How much deposit would I reasonably be expected to put down?
This varies from one insurer to another but it usually depends upon the applicant's credit rating. Someone over 50, for instance, may be able to buy a policy after putting down as little as one 12th of the total premium; but a young driver without a long credit record and who was most probably earning a lot less money than an older person would be expected to put down more. As a rough guide, most companies would expect at least 20% of the premium as a down payment.
What happens if I cannot afford to pay a deposit?
Driving a car can be expensive with not only insurance but road fund licence, petrol, servicing, and repairs to take into consideration; and this is without even thinking about keeping up hire purchase payments, if any, on the car. To keep a car on a road it is essential to have at least enough in the bank to cover both unexpected expenses as well as regular ones and so someone who cannot afford to put down about a fifth of a car insurance premium should really think twice about whether running a car is affordable or not.
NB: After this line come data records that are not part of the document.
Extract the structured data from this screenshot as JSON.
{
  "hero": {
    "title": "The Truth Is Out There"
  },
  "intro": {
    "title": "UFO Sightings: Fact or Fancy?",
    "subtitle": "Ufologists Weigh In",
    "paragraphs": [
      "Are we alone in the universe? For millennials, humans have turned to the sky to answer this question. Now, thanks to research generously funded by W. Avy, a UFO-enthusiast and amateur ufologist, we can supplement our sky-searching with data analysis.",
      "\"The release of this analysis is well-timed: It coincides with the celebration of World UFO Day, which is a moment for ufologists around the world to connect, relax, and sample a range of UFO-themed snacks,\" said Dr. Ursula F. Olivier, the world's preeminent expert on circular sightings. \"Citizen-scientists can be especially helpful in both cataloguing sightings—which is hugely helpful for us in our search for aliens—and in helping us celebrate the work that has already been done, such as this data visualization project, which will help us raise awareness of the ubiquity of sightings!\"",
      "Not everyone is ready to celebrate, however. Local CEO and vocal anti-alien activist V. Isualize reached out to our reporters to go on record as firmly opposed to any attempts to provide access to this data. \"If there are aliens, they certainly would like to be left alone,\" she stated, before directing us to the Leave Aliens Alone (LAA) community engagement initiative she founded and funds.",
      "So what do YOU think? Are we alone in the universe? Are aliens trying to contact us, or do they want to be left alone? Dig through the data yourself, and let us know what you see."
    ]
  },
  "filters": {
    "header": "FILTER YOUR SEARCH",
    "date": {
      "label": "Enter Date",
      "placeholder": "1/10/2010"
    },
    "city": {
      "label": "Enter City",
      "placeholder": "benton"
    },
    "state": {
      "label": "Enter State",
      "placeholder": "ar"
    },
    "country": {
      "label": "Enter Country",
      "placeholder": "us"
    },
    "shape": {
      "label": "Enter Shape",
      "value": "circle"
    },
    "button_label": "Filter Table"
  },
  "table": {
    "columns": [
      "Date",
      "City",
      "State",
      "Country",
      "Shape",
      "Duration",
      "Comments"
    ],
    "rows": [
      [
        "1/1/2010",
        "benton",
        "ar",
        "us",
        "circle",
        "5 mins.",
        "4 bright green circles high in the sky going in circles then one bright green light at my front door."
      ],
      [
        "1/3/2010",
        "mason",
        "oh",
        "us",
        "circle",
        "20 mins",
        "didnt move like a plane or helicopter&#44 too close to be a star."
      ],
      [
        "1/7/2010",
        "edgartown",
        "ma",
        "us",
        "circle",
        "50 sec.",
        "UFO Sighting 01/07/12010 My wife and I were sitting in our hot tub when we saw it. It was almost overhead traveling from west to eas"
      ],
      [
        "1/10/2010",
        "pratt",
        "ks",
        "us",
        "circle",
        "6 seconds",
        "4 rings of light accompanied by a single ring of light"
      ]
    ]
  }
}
People who only need a car from time to time, including for example students at University, often buy a few day's or a few week's cover from a short-term car insurance company; in between policies a SORN declaration must be made in order to comply with the law. However under no circumstances should driving without insurance be risked. Apart from the fact that having an accident whilst uninsured could be financially and emotionally catastrophic the police have so many detection tools available to them that getting away with it is now virtually impossible.